MapRF: Weakly Supervised Online HD Map Construction via NeRF-Guided Self-Training
Hongyu Lyu, Thomas Monninger, Julie Stephany Berrio Perez, Mao Shan, Zhenxing Ming, Stewart Worrall
TL;DR
MapRF addresses the problem of online HD map construction without expensive 3D annotations by leveraging 2D image labels. It introduces a Map-Conditioned NeRF (MC-NeRF) to produce pseudo labels by jointly modeling geometry, semantics, and instances conditioned on map predictions, and a Map-to-Ray Matching (MRM) strategy to reduce concept drift during self-training. Through a three-stage pipeline—weak-label initialization, NeRF-based pseudo-label generation, and iterative self-training—MapRF achieves competitive results on Argoverse 2 and nuScenes, reaching about 50% mAP on BEV/3D maps without 3D labels and outperforming several 2D-label baselines.

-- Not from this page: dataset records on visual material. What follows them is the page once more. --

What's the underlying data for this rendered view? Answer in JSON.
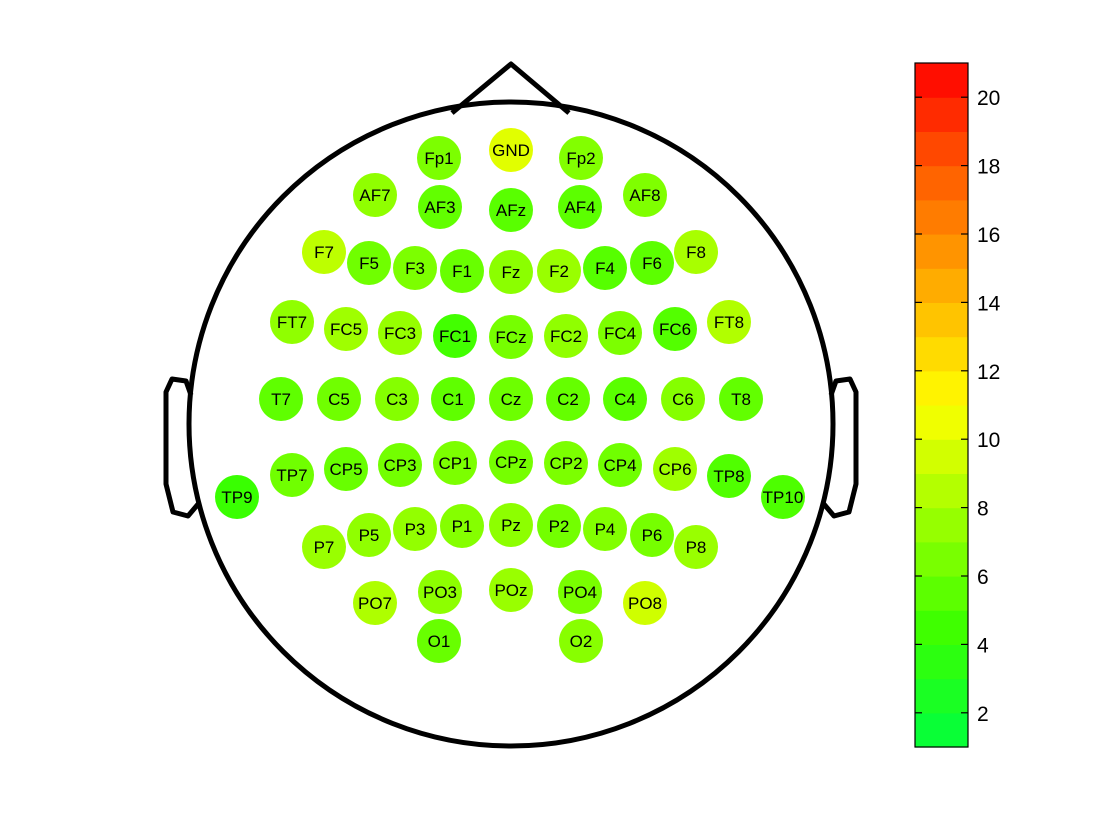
{
  "chart_data": {
    "type": "heatmap",
    "title": "",
    "colorbar": {
      "range": [
        1,
        21
      ],
      "ticks": [
        2,
        4,
        6,
        8,
        10,
        12,
        14,
        16,
        18,
        20
      ],
      "tick_labels": [
        "2",
        "4",
        "6",
        "8",
        "10",
        "12",
        "14",
        "16",
        "18",
        "20"
      ],
      "colors": [
        "#00ff40",
        "#3aff00",
        "#9bff00",
        "#ffff00",
        "#ffb000",
        "#ff6000",
        "#ff0000"
      ]
    },
    "electrodes": [
      {
        "label": "GND",
        "value": 10.0
      },
      {
        "label": "Fp1",
        "value": 6.6
      },
      {
        "label": "Fp2",
        "value": 6.8
      },
      {
        "label": "AF7",
        "value": 7.3
      },
      {
        "label": "AF3",
        "value": 5.7
      },
      {
        "label": "AFz",
        "value": 5.4
      },
      {
        "label": "AF4",
        "value": 5.5
      },
      {
        "label": "AF8",
        "value": 6.7
      },
      {
        "label": "F7",
        "value": 8.8
      },
      {
        "label": "F5",
        "value": 6.2
      },
      {
        "label": "F3",
        "value": 6.6
      },
      {
        "label": "F1",
        "value": 5.9
      },
      {
        "label": "Fz",
        "value": 7.1
      },
      {
        "label": "F2",
        "value": 7.6
      },
      {
        "label": "F4",
        "value": 5.3
      },
      {
        "label": "F6",
        "value": 5.5
      },
      {
        "label": "F8",
        "value": 8.1
      },
      {
        "label": "FT7",
        "value": 7.3
      },
      {
        "label": "FC5",
        "value": 7.8
      },
      {
        "label": "FC3",
        "value": 7.5
      },
      {
        "label": "FC1",
        "value": 4.6
      },
      {
        "label": "FCz",
        "value": 6.4
      },
      {
        "label": "FC2",
        "value": 7.3
      },
      {
        "label": "FC4",
        "value": 6.6
      },
      {
        "label": "FC6",
        "value": 5.2
      },
      {
        "label": "FT8",
        "value": 8.4
      },
      {
        "label": "T7",
        "value": 5.6
      },
      {
        "label": "C5",
        "value": 6.2
      },
      {
        "label": "C3",
        "value": 6.9
      },
      {
        "label": "C1",
        "value": 5.6
      },
      {
        "label": "Cz",
        "value": 6.1
      },
      {
        "label": "C2",
        "value": 5.8
      },
      {
        "label": "C4",
        "value": 5.4
      },
      {
        "label": "C6",
        "value": 6.9
      },
      {
        "label": "T8",
        "value": 5.7
      },
      {
        "label": "TP9",
        "value": 4.3
      },
      {
        "label": "TP7",
        "value": 6.2
      },
      {
        "label": "CP5",
        "value": 5.9
      },
      {
        "label": "CP3",
        "value": 6.3
      },
      {
        "label": "CP1",
        "value": 6.6
      },
      {
        "label": "CPz",
        "value": 6.4
      },
      {
        "label": "CP2",
        "value": 6.6
      },
      {
        "label": "CP4",
        "value": 6.2
      },
      {
        "label": "CP6",
        "value": 7.8
      },
      {
        "label": "TP8",
        "value": 5.1
      },
      {
        "label": "TP10",
        "value": 5.0
      },
      {
        "label": "P7",
        "value": 7.6
      },
      {
        "label": "P5",
        "value": 7.3
      },
      {
        "label": "P3",
        "value": 7.4
      },
      {
        "label": "P1",
        "value": 6.9
      },
      {
        "label": "Pz",
        "value": 7.2
      },
      {
        "label": "P2",
        "value": 6.3
      },
      {
        "label": "P4",
        "value": 6.8
      },
      {
        "label": "P6",
        "value": 6.4
      },
      {
        "label": "P8",
        "value": 7.6
      },
      {
        "label": "PO7",
        "value": 8.3
      },
      {
        "label": "PO3",
        "value": 7.2
      },
      {
        "label": "POz",
        "value": 7.6
      },
      {
        "label": "PO4",
        "value": 6.5
      },
      {
        "label": "PO8",
        "value": 9.4
      },
      {
        "label": "O1",
        "value": 5.9
      },
      {
        "label": "O2",
        "value": 7.0
      }
    ]
  }
}
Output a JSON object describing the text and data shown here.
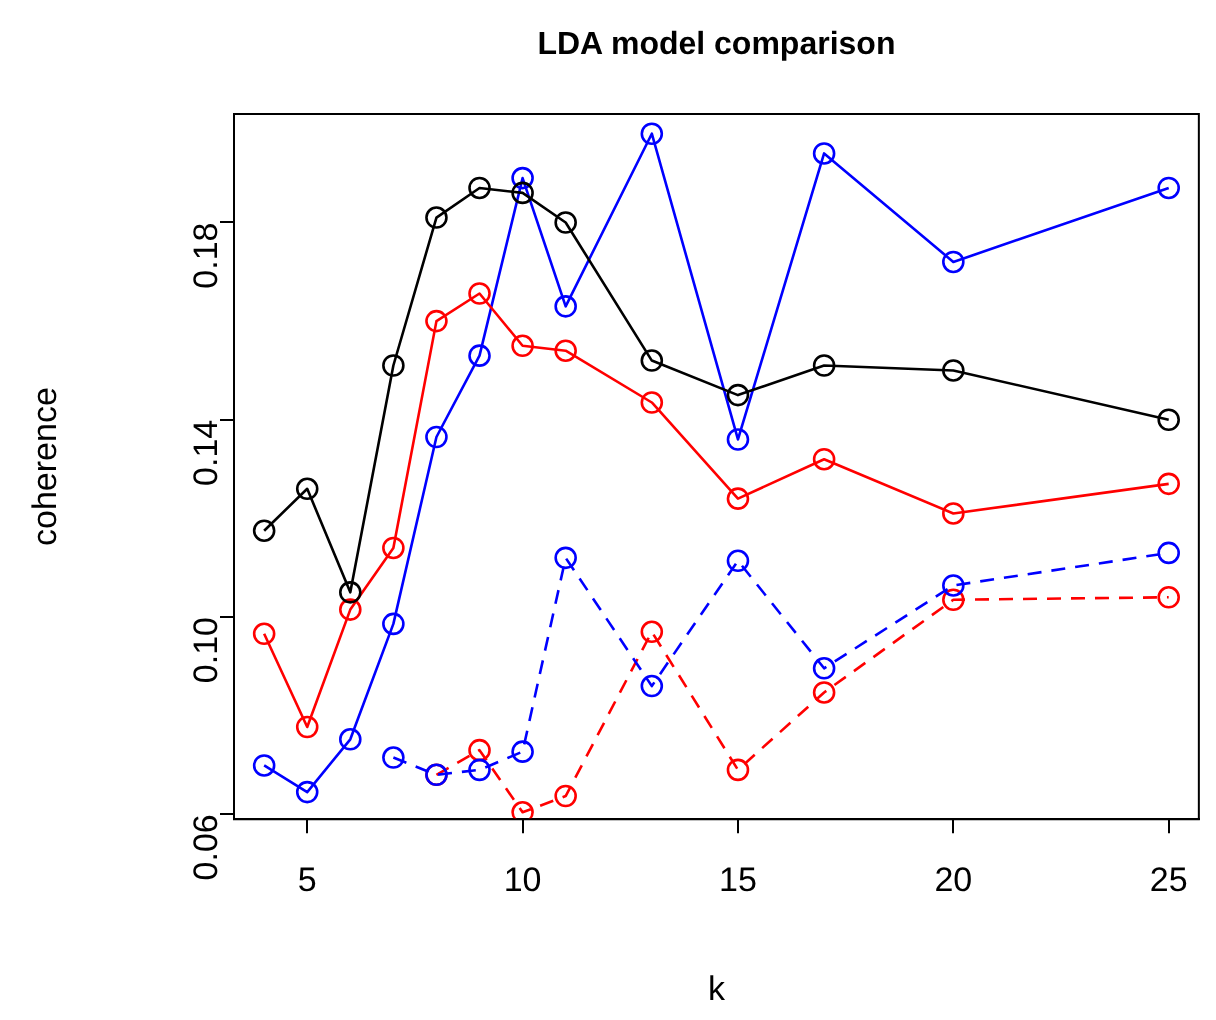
{
  "chart_data": {
    "type": "line",
    "title": "LDA model comparison",
    "xlabel": "k",
    "ylabel": "coherence",
    "x": [
      4,
      5,
      6,
      7,
      8,
      9,
      10,
      11,
      13,
      15,
      17,
      20,
      25
    ],
    "series": [
      {
        "color": "#000000",
        "line_style": "solid",
        "values": [
          0.1175,
          0.126,
          0.105,
          0.151,
          0.181,
          0.187,
          0.186,
          0.18,
          0.152,
          0.145,
          0.151,
          0.15,
          0.14
        ]
      },
      {
        "color": "#ff0000",
        "line_style": "solid",
        "values": [
          0.0966,
          0.0777,
          0.1015,
          0.114,
          0.16,
          0.1656,
          0.155,
          0.154,
          0.1435,
          0.124,
          0.132,
          0.121,
          0.127
        ]
      },
      {
        "color": "#0000ff",
        "line_style": "solid",
        "values": [
          0.0699,
          0.0645,
          0.0752,
          0.0986,
          0.1365,
          0.153,
          0.189,
          0.163,
          0.198,
          0.136,
          0.194,
          0.172,
          0.187
        ]
      },
      {
        "color": "#0000ff",
        "line_style": "dashed",
        "values": [
          null,
          null,
          null,
          0.0715,
          0.068,
          0.069,
          0.0727,
          0.112,
          0.086,
          0.1114,
          0.0896,
          0.1064,
          0.113
        ]
      },
      {
        "color": "#ff0000",
        "line_style": "dashed",
        "values": [
          null,
          null,
          null,
          null,
          0.068,
          0.073,
          0.0604,
          0.0637,
          0.097,
          0.069,
          0.0847,
          0.1035,
          0.104
        ]
      }
    ],
    "marker": "circle",
    "xlim": [
      3.3,
      25.7
    ],
    "xticks": [
      5,
      10,
      15,
      20,
      25
    ],
    "ylim": [
      0.059,
      0.202
    ],
    "yticks": [
      {
        "value": 0.06,
        "label": "0.06"
      },
      {
        "value": 0.1,
        "label": "0.10"
      },
      {
        "value": 0.14,
        "label": "0.14"
      },
      {
        "value": 0.18,
        "label": "0.18"
      }
    ],
    "grid": false,
    "legend": false
  }
}
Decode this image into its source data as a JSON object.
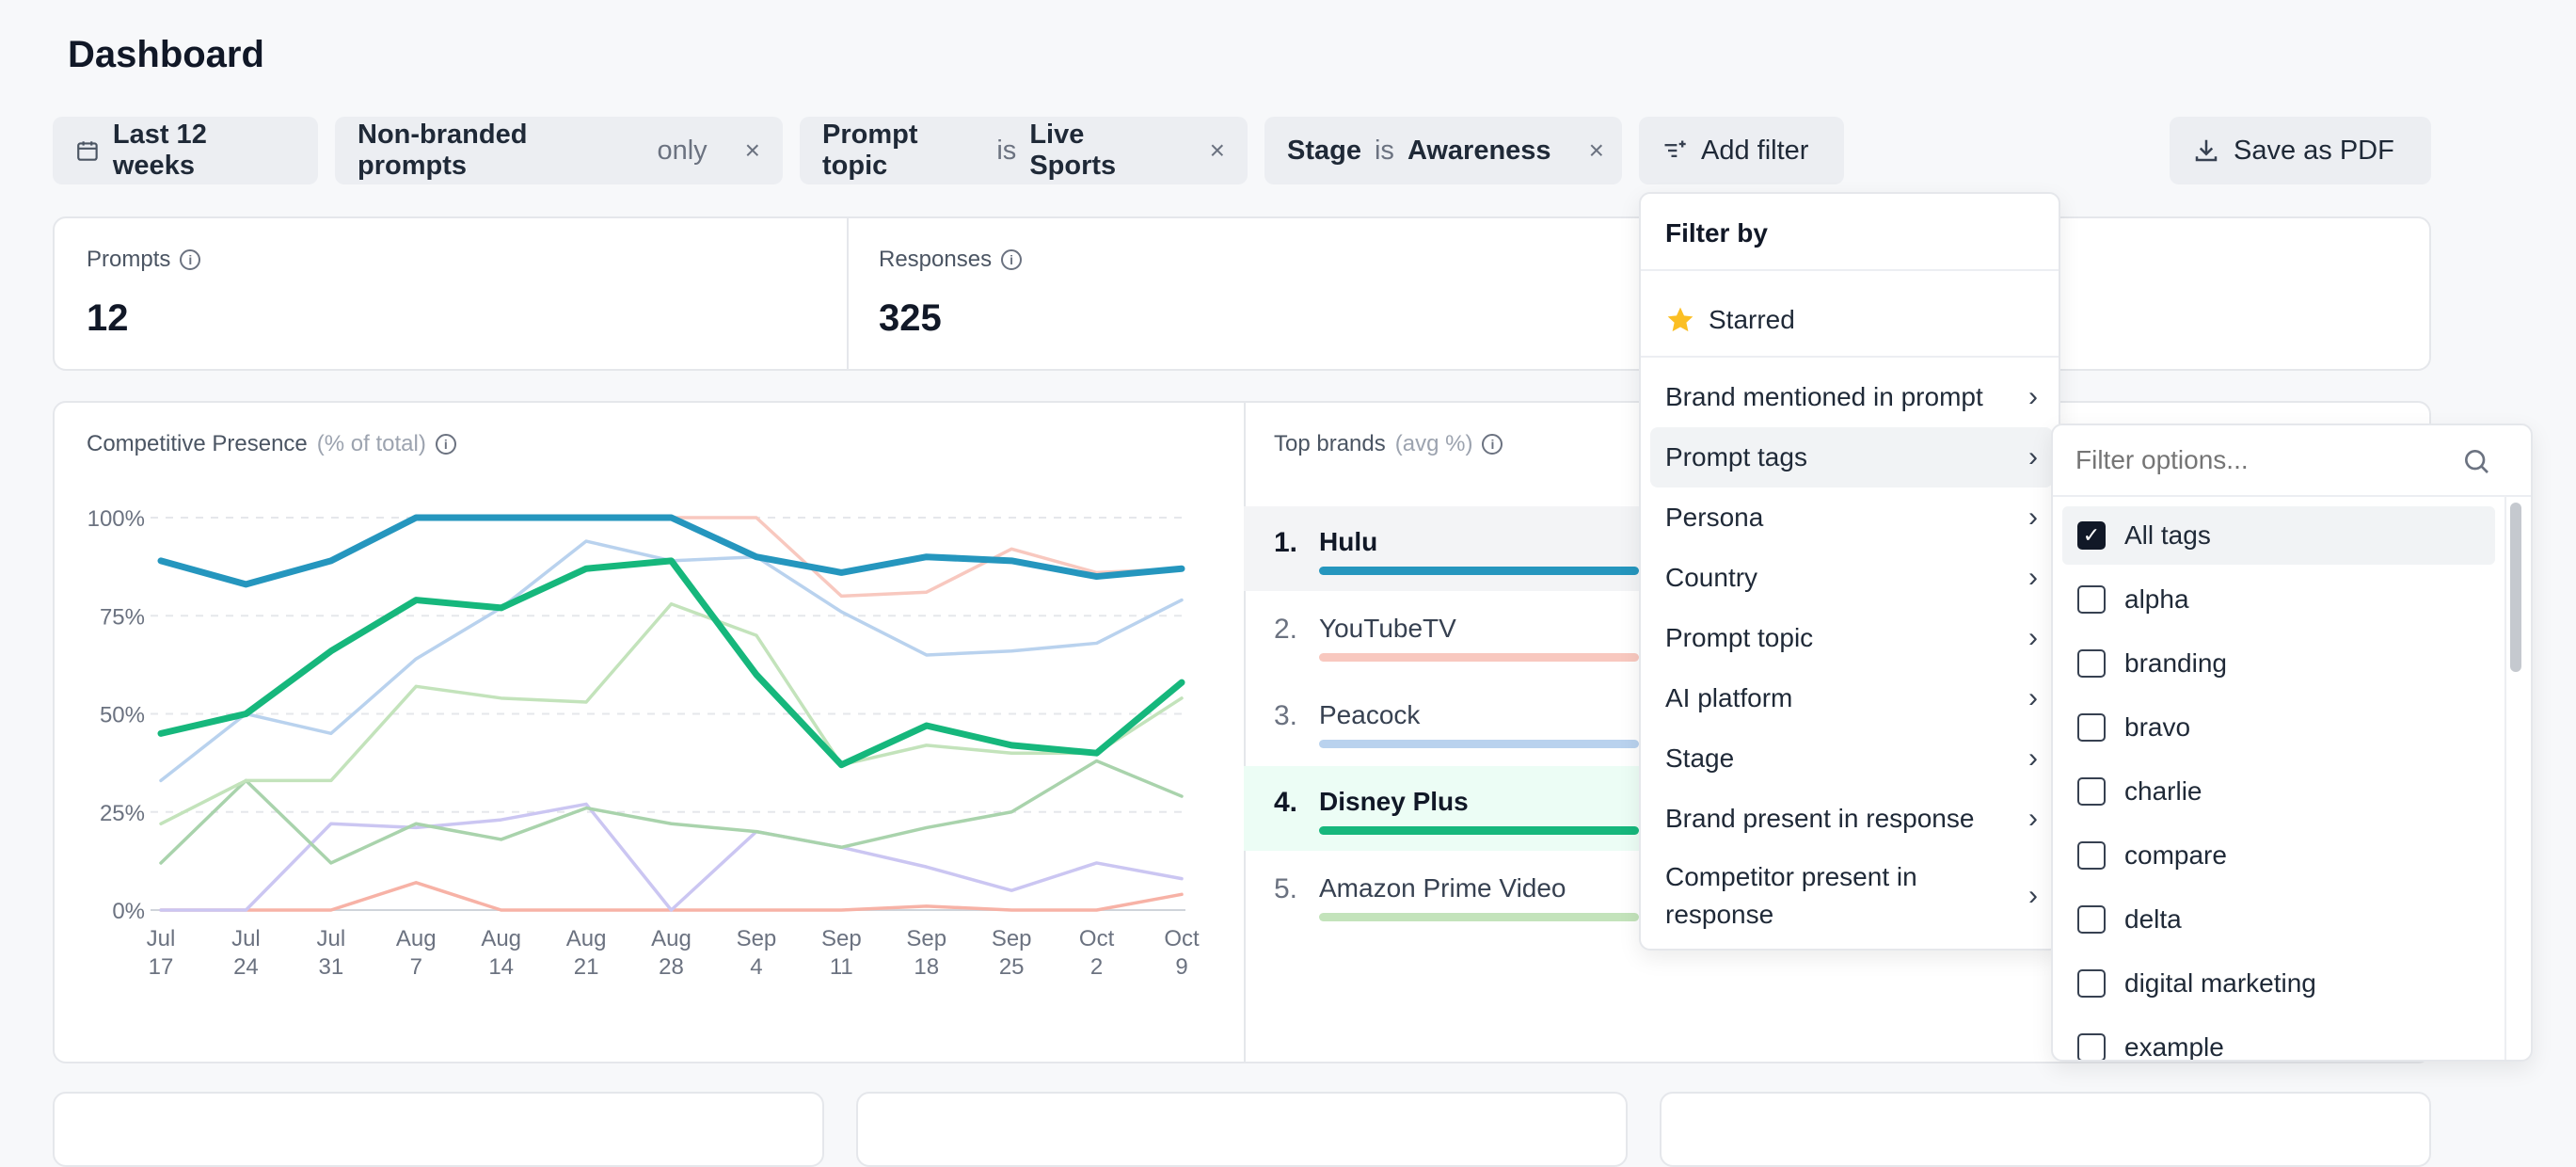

These findings demonstrate the practicality of scalable, cost-efficient, online HD map construction for autonomous driving and open avenues for further improvements with alternative 3D representations.
Abstract
Autonomous driving systems benefit from high-definition (HD) maps that provide critical information about road infrastructure. The online construction of HD maps offers a scalable approach to generate local maps from on-board sensors. However, existing methods typically rely on costly 3D map annotations for training, which limits their generalization and scalability across diverse driving environments. In this work, we propose MapRF, a weakly supervised framework that learns to construct 3D maps using only 2D image labels. To generate high-quality pseudo labels, we introduce a novel Neural Radiance Fields (NeRF) module conditioned on map predictions, which reconstructs view-consistent 3D geometry and semantics. These pseudo labels are then iteratively used to refine the map network in a self-training manner, enabling progressive improvement without additional supervision. Furthermore, to mitigate error accumulation during self-training, we propose a Map-to-Ray Matching strategy that aligns map predictions with camera rays derived from 2D labels. Extensive experiments on the Argoverse 2 and nuScenes datasets demonstrate that MapRF achieves performance comparable to fully supervised methods, attaining around 75% of the baseline while surpassing several approaches using only 2D labels. This highlights the potential of MapRF to enable scalable and cost-effective online HD map construction for autonomous driving.